Yes, you always were a "provoker", weren't you, Bret?

> The purpose of a cache is to put as much data in RAM as it can, so that  
> the disk is accessed as little as possible.  It's true that the cached  
> data does eventually get written to disk, and that part is slow.  From a  
> speed perspective, though, a well-designed cache can be competitive with  
> a RAM disk.

Exactly why I designed UIDE to have all the features I noted before, along
with using only 944 bytes of memory (and some HMA which nothing but MS-DOS
HIMEM ever used before) and using XMS for its cache tables and cache data.
Try to find any "Write Back" caches that do so much, for so little memory!

> The advantage of a write-delay cache is that that the writing can be  
> done when the system is "idle" (a simple form of multi-tasking).  The  
> end result is that even though disk writes actually take the same amount  
> of time they always did, the SYSTEM actually runs much faster.  In my  
> experience and opinion (and it is only an opinion), write-through caches  
> don't provide enough speed benefit to be very helpful, and I don't use  
> them.

Well, we remain on different sides of a fence!   I say "Write Through"
caches provide a LOT of benefit, especially UIDE which can cache up to
4-GB of data!   Assuming only 2.5 or 3-GB is assigned to UIDE, one can
have 500-MB+ for a nice RAM disk like my RDISK offers, and so one gets
"The best of both worlds":  A (big!) RAM disk for "fast" files, plus a
(big!) cache for "ordinary" disk files.   UIDE/RDISK handle GIGABYTES,
not KB or MB like too many other never-upgraded "RAM disk" and "Write-
Back" cache programs!   You can KEEP all those "old guys", and I shall
continue to do the BEST possible in UIDE/RDISK, for a LOT less memory!

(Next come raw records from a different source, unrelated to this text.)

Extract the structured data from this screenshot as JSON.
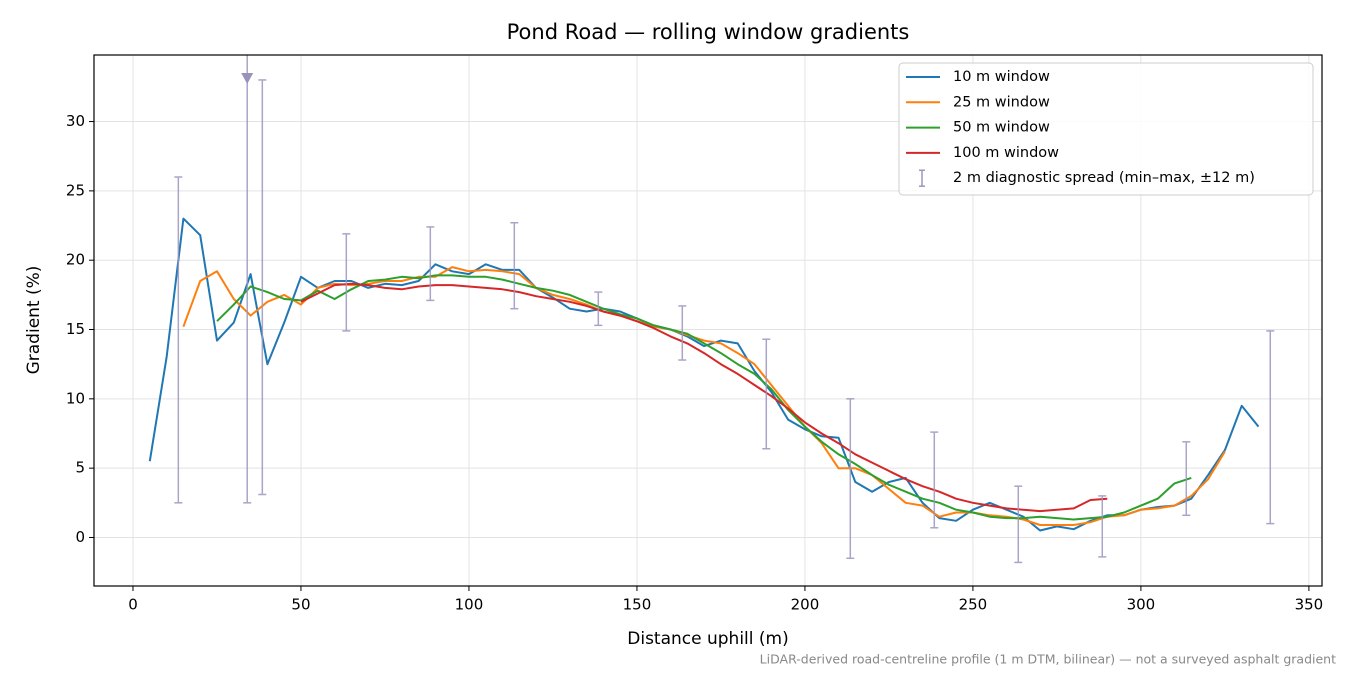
{
  "chart_data": {
    "type": "line",
    "title": "Pond Road — rolling window gradients",
    "xlabel": "Distance uphill (m)",
    "ylabel": "Gradient (%)",
    "footnote": "LiDAR-derived road-centreline profile (1 m DTM, bilinear) — not a surveyed asphalt gradient",
    "xlim": [
      -11.6,
      353.9
    ],
    "ylim": [
      -3.5,
      34.8
    ],
    "xticks": [
      0,
      50,
      100,
      150,
      200,
      250,
      300,
      350
    ],
    "yticks": [
      0,
      5,
      10,
      15,
      20,
      25,
      30
    ],
    "grid": true,
    "legend": "upper right",
    "x": [
      5,
      10,
      15,
      20,
      25,
      30,
      35,
      40,
      45,
      50,
      55,
      60,
      65,
      70,
      75,
      80,
      85,
      90,
      95,
      100,
      105,
      110,
      115,
      120,
      125,
      130,
      135,
      140,
      145,
      150,
      155,
      160,
      165,
      170,
      175,
      180,
      185,
      190,
      195,
      200,
      205,
      210,
      215,
      220,
      225,
      230,
      235,
      240,
      245,
      250,
      255,
      260,
      265,
      270,
      275,
      280,
      285,
      290,
      295,
      300,
      305,
      310,
      315,
      320,
      325,
      330,
      335
    ],
    "series": [
      {
        "name": "10 m window",
        "color": "#1f77b4",
        "values": [
          5.5,
          13,
          23,
          21.8,
          14.2,
          15.5,
          19,
          12.5,
          15.5,
          18.8,
          18,
          18.5,
          18.5,
          18,
          18.3,
          18.2,
          18.5,
          19.7,
          19.2,
          19,
          19.7,
          19.3,
          19.3,
          18,
          17.3,
          16.5,
          16.3,
          16.5,
          16.3,
          15.8,
          15.3,
          15,
          14.5,
          13.8,
          14.2,
          14,
          12,
          10.5,
          8.5,
          7.8,
          7.3,
          7.2,
          4,
          3.3,
          4,
          4.3,
          2.5,
          1.4,
          1.2,
          2,
          2.5,
          2,
          1.5,
          0.5,
          0.8,
          0.6,
          1.2,
          1.6,
          1.6,
          2,
          2.2,
          2.3,
          2.8,
          4.5,
          6.3,
          9.5,
          8
        ]
      },
      {
        "name": "25 m window",
        "color": "#ff7f0e",
        "values": [
          null,
          null,
          15.2,
          18.5,
          19.2,
          17.2,
          16,
          17,
          17.5,
          16.8,
          18,
          18.3,
          18.2,
          18.3,
          18.5,
          18.5,
          18.8,
          18.8,
          19.5,
          19.2,
          19.3,
          19.2,
          19,
          18,
          17.5,
          17.2,
          16.8,
          16.3,
          16,
          15.6,
          15.2,
          15,
          14.6,
          14.2,
          14,
          13.3,
          12.5,
          11,
          9.5,
          8,
          6.8,
          5,
          5,
          4.5,
          3.5,
          2.5,
          2.3,
          1.5,
          1.8,
          1.8,
          1.6,
          1.5,
          1.3,
          0.9,
          0.9,
          0.9,
          1.1,
          1.5,
          1.6,
          2,
          2.1,
          2.3,
          3,
          4.2,
          6.2,
          null,
          null
        ]
      },
      {
        "name": "50 m window",
        "color": "#2ca02c",
        "values": [
          null,
          null,
          null,
          null,
          15.6,
          16.8,
          18.1,
          17.7,
          17.2,
          17.1,
          17.8,
          17.2,
          17.9,
          18.5,
          18.6,
          18.8,
          18.7,
          18.9,
          18.9,
          18.8,
          18.8,
          18.6,
          18.3,
          18,
          17.8,
          17.5,
          17,
          16.5,
          16.1,
          15.8,
          15.3,
          15,
          14.7,
          14,
          13.3,
          12.5,
          11.8,
          10.7,
          9.2,
          8,
          6.9,
          6,
          5.3,
          4.5,
          3.8,
          3.3,
          2.8,
          2.5,
          2,
          1.8,
          1.5,
          1.4,
          1.4,
          1.5,
          1.4,
          1.3,
          1.4,
          1.5,
          1.8,
          2.3,
          2.8,
          3.9,
          4.3,
          null,
          null,
          null,
          null
        ]
      },
      {
        "name": "100 m window",
        "color": "#d62728",
        "values": [
          null,
          null,
          null,
          null,
          null,
          null,
          null,
          null,
          null,
          17,
          17.6,
          18.2,
          18.3,
          18.2,
          18,
          17.9,
          18.1,
          18.2,
          18.2,
          18.1,
          18,
          17.9,
          17.7,
          17.4,
          17.2,
          17,
          16.7,
          16.3,
          16,
          15.6,
          15.1,
          14.5,
          14,
          13.3,
          12.5,
          11.8,
          11,
          10.2,
          9.3,
          8.3,
          7.5,
          6.8,
          6,
          5.4,
          4.8,
          4.2,
          3.7,
          3.3,
          2.8,
          2.5,
          2.3,
          2.1,
          2,
          1.9,
          2,
          2.1,
          2.7,
          2.8,
          null,
          null,
          null,
          null,
          null,
          null,
          null,
          null,
          null
        ]
      }
    ],
    "error_bars": {
      "name": "2 m diagnostic spread (min–max, ±12 m)",
      "color": "#9b96c0",
      "x": [
        13.5,
        34,
        38.5,
        63.5,
        88.5,
        113.5,
        138.5,
        163.5,
        188.5,
        213.5,
        238.5,
        263.5,
        288.5,
        313.5,
        338.5
      ],
      "low": [
        2.5,
        2.5,
        3.1,
        14.9,
        17.1,
        16.5,
        15.3,
        12.8,
        6.4,
        -1.5,
        0.7,
        -1.8,
        -1.4,
        1.6,
        1.0
      ],
      "high": [
        26,
        null,
        33,
        21.9,
        22.4,
        22.7,
        17.7,
        16.7,
        14.3,
        10.0,
        7.6,
        3.7,
        3.0,
        6.9,
        14.9
      ]
    }
  }
}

>> There is a REASON why "Write Back" caches are all so large -- they
>> demand MANY "hooks" of a non-generic type into a DOS system ...
> Yes, write-delay caches are MUCH more complicated than write-through  
> caches.  But, they also provide MUCH more practical benefit, IMO ...

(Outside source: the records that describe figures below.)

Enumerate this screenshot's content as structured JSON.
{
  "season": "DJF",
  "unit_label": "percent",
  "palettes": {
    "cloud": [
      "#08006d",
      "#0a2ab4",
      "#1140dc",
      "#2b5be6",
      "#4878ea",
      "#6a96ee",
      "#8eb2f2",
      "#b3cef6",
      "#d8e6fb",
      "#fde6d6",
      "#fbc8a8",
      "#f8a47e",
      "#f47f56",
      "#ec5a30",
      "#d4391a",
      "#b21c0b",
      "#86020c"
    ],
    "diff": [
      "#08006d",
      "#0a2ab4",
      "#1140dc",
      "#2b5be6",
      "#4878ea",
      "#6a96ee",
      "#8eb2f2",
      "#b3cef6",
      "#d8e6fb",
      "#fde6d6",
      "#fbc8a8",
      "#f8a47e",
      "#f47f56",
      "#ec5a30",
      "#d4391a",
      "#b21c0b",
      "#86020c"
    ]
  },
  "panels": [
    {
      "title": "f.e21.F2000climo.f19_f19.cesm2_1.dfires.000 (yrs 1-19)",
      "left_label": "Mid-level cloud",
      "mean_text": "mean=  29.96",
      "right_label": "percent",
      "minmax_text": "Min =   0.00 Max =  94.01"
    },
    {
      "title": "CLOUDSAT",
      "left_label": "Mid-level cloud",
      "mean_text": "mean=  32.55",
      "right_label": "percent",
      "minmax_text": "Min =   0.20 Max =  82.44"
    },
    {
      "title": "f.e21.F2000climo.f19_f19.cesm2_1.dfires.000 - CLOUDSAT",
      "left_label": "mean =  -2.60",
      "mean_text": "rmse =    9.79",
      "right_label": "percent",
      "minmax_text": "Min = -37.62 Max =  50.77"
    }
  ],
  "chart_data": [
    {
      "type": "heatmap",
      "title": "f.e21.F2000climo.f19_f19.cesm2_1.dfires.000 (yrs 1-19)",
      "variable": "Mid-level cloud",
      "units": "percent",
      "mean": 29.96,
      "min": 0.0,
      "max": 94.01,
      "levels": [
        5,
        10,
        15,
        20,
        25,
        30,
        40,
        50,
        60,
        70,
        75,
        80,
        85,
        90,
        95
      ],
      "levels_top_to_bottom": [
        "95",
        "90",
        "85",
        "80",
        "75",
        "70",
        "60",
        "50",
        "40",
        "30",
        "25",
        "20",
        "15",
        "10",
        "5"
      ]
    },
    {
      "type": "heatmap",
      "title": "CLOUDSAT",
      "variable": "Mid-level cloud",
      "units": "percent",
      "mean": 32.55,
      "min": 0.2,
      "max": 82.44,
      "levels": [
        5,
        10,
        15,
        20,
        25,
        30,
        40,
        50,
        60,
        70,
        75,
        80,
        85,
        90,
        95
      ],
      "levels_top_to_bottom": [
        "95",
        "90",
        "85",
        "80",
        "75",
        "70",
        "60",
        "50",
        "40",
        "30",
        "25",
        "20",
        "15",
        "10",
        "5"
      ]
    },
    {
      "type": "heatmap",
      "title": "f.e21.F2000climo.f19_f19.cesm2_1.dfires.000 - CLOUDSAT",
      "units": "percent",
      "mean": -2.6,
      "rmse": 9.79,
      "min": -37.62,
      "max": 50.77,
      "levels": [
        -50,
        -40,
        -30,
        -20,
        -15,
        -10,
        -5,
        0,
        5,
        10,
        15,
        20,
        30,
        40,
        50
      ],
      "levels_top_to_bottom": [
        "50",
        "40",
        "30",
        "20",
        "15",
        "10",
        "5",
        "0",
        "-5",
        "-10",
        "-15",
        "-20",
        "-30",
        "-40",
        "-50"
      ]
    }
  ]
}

How I just DETEST "Internet" abbreviations, which are always such LAZY
and/or BAD English!   But "FYB", "IMO" it is rather IMPRACTICAL to use
so much system memory in SMARTDRV/NCACHE2/etc.   DOS is in fact memory
limited, and if I can have 90% the benefit of most "Write Back" caches
for 90% LESS memory by using UIDE, THAT seems a little more PRACTICAL!

> Even with that being said, I don't use SMARTDRV all the time.  I only
> use it in certain situations when it provides noticeable benefit, and
> in those particular situations a write-through cache doesn't help.

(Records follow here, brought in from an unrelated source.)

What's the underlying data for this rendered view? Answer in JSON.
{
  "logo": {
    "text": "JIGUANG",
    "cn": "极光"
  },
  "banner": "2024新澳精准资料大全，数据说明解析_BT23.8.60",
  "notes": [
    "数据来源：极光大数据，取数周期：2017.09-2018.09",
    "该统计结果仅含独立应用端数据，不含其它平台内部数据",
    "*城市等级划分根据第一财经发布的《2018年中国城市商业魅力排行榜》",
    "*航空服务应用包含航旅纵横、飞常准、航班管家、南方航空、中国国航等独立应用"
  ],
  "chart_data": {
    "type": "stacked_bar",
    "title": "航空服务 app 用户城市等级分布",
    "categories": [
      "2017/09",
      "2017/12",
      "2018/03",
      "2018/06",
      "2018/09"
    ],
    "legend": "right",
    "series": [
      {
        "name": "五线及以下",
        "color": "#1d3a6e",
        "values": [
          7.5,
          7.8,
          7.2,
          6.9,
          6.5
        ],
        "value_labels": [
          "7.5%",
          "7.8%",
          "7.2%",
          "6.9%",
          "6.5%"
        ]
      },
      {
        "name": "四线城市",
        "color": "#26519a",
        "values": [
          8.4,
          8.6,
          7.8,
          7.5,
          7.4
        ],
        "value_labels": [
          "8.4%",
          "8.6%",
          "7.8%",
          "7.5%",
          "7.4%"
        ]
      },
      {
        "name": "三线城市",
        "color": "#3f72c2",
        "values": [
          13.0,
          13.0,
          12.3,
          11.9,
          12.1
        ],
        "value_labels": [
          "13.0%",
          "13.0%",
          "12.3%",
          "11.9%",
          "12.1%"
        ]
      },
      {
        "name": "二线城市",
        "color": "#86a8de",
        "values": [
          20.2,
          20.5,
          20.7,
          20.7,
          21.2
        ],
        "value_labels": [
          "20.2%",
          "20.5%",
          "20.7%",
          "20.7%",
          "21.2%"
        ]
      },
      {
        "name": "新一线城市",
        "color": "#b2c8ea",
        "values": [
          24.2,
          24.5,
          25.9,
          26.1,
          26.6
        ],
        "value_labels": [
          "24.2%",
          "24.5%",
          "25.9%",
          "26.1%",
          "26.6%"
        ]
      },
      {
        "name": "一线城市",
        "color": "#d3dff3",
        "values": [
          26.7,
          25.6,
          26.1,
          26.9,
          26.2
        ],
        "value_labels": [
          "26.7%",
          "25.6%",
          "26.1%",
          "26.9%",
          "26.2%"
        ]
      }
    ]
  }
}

Why not just use UIDE all the time?   You would get UltraDMA I-O rather
than whatever your BIOS currently does, and I bet your NET system speed
would be greater, from having SOME type of cache "active" at all times!

> Also, FWIW, you can disable write-delay caching in SMARTDRV if you want,  
> in which case it works sort of like UIDE or LBACACHE (except that it  
> will also _natively_ work with non-INT 13h disks like USB and SCSI), but  
> at the expense of requiring more memory.

SCSI disks are rarely seen on PCs, due to their high disk and controller
cost.   USB disks are also rarely seen, since they are not-yet reliable,
nor in many cases are they fast-enough to replace hard disks.   SATA/IDE
"own" the hard-disk market and probably will for a LONG time.   So, I am
not-at-all "bothered" by UIDE handling only Int 13h disks, especially as
it still CAN be called by other drivers to cache THEIR disks, as well!